The 29-section spirits department sits along the store’s perimeter. The dark, wooden shelves are organized by spirit type and clearly labeled with embossed gold signs. The store also has plenty of room to house three check-out stands, one two-door cooler that holds Guinness, Red Hook brews, malt beverages, such as Colt 45, along with several white wines and champagnes. There are also two gift gondolas that rotate with the seasons. For the holidays, Gulman stocked the gondolas with gift packs, miniature 50 ml bottles and special orders. And to rake in a few more sales, the gondolas also serve as a place to sell slow-moving items from neighboring stores. “In the past years, we have been a ‘dump’ store. Generally, stock moves pretty fast on them,” Gulman added. “We tend to have diverse clientele, who see the gifts and just buy them.” Overall, store #157 sells about 1,100 items, which includes most everything the state allows, along with special orders.



Displayed is an example of innovative merchandising for the store’s burgeoning wine section. Instead of using brand-specific point-of-sale materials, the store displays its wine on grapevine- and ivy-covered barrels from a nearby winery.


The top-selling spirits in dollar sales are Cuervo Gold Tequila, MacNaughton 4-Year-Old Canadian Whisky, Jack Daniel’s Black, and Crown Royal and Black Velvet Canadian whiskies, reflecting the area’s proximity to the Canadian border. Best-selling wines include E&J Gallo’s André Extra Dry and the Wine Group’s Franzia Chablis in a box. These faves don’t account for the U-wines ordered from hub stores, of which there are 21 in Washington. Special ordering wines, Gulman remarked, is a service that helps keep his customers walking through his doors. “If we can bring it in, we’re happy to order it,” he commented. Wine-seekers can consult the in-store list of hub wines, an employee will place the order, and it will be in the customer’s hands in a day or two. Some hub wines have been so well-liked that they have joined the ranks of the regular wine stock. Gulman takes the wine section seriously, highlighting products that show increasing demand and discontinuing those that sit on shelves too long. He said that over the past few years, he has fine-tuned his wine section.

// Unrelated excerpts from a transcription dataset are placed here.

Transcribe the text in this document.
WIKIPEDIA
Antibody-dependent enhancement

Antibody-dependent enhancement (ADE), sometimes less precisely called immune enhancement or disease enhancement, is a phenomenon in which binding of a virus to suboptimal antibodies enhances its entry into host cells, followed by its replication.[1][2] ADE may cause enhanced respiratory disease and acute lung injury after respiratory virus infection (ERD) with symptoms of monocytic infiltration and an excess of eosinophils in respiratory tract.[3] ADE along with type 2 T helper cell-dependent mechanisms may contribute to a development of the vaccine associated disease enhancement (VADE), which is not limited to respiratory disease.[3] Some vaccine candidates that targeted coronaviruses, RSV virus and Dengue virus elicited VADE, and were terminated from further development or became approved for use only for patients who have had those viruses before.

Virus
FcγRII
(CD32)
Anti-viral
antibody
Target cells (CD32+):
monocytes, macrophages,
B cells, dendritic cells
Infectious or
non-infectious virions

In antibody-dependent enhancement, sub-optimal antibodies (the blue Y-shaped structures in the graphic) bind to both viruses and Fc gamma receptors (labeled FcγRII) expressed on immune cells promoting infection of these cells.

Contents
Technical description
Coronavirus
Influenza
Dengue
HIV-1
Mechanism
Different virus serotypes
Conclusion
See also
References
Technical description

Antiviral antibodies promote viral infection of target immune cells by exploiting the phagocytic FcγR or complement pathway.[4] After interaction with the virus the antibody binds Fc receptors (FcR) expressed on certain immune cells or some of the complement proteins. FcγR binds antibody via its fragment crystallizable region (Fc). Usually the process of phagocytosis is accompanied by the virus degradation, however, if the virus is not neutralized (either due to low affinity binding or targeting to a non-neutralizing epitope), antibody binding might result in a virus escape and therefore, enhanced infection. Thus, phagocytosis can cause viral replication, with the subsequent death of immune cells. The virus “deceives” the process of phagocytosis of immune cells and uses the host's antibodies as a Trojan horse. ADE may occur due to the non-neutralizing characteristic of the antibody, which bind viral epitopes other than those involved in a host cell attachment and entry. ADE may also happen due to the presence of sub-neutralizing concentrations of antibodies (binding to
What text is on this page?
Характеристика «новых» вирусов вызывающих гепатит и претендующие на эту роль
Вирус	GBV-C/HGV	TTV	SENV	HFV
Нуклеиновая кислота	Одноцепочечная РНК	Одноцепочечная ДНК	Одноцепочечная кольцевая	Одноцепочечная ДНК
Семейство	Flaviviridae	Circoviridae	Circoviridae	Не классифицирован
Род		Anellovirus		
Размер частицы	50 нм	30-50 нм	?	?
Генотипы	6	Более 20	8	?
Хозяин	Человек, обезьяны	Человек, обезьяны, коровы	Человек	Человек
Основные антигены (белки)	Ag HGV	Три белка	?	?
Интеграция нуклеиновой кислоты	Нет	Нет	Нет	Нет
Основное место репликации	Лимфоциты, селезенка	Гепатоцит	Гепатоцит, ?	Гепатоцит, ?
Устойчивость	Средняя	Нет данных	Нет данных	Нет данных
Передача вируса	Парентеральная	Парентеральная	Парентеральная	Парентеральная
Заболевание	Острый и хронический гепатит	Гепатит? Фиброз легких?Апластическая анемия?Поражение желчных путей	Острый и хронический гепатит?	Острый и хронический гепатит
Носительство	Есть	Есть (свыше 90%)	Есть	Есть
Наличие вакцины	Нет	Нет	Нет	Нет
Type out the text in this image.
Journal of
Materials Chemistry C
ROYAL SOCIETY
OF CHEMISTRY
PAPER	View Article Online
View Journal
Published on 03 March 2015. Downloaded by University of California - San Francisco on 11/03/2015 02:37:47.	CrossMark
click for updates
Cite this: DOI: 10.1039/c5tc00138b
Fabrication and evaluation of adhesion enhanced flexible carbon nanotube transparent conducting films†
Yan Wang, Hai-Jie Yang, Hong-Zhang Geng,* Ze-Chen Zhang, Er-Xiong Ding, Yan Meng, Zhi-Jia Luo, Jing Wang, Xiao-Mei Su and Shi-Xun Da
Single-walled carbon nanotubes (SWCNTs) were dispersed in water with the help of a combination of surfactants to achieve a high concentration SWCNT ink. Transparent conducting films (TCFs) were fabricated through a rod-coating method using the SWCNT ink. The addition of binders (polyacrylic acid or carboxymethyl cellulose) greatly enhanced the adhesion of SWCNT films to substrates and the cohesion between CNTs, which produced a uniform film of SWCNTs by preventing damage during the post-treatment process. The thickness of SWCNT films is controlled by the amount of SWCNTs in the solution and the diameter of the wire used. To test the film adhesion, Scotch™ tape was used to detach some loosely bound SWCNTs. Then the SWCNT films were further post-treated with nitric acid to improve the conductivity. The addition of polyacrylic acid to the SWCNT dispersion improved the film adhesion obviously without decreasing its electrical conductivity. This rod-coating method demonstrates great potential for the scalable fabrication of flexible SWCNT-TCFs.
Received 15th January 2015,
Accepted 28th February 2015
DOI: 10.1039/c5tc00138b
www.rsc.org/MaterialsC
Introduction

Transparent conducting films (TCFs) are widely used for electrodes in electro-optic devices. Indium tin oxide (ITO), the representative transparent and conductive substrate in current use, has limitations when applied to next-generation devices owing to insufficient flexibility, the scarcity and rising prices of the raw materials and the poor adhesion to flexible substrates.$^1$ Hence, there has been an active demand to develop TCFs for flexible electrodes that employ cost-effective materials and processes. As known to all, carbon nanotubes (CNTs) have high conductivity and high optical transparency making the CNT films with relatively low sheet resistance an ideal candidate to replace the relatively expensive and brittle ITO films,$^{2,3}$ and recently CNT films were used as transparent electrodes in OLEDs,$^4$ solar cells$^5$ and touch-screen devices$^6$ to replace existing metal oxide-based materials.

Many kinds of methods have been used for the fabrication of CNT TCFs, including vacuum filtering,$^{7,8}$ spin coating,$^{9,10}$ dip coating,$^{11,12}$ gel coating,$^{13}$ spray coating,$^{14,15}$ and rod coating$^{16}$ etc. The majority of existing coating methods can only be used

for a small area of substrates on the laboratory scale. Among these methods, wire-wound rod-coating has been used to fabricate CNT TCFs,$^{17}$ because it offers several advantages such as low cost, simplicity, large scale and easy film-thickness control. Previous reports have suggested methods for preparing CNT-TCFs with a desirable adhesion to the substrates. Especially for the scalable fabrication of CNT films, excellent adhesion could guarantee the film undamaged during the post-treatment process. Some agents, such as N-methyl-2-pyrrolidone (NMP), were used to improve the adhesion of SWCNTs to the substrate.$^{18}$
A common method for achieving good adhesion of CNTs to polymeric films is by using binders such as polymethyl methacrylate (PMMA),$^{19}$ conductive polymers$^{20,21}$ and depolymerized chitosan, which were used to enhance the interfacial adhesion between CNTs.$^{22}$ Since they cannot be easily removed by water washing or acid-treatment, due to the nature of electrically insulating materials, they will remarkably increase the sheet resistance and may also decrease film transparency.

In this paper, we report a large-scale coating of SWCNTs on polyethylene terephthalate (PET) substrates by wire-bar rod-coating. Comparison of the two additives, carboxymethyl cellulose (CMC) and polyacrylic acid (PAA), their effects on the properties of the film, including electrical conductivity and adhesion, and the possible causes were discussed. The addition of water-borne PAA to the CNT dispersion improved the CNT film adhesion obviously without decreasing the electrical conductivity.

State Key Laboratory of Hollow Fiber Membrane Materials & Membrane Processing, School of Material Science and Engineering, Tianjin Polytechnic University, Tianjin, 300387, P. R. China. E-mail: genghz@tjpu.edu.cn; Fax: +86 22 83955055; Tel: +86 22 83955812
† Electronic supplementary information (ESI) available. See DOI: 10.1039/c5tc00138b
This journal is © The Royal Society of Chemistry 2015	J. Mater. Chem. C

Gulman keeps his eyes on the state to make sure his customers get what they need, and as far as he is concerned, he can meet almost any customer’s needs. Which is why when the privatization issue arises in the state government, Gulman stands in favor of the control state system. “I feel that with state control, there is better control of a product,” he said.


Store owners, like Gulman, have a justified reason to be concerned about privatization, especially since Lieberman said he has heard rumors that the issue may be pushed more firmly in legislation this year. With that in mind, the WSLCB is turning a critical eye inward, making moves to run the system more like a corporation than like any other arm of the government. “Instead of operating on appropriated funds, we are making a move to work as a percent of sales–like a business would,” Lieberman added.


Lieberman, who was hired from the private sector, believes that once the WSLCB no longer works under appropriations, the system can progress by, for instance, opening more stores to meet increasing customer demand and like store #157 accomplished, by enhancing customer service.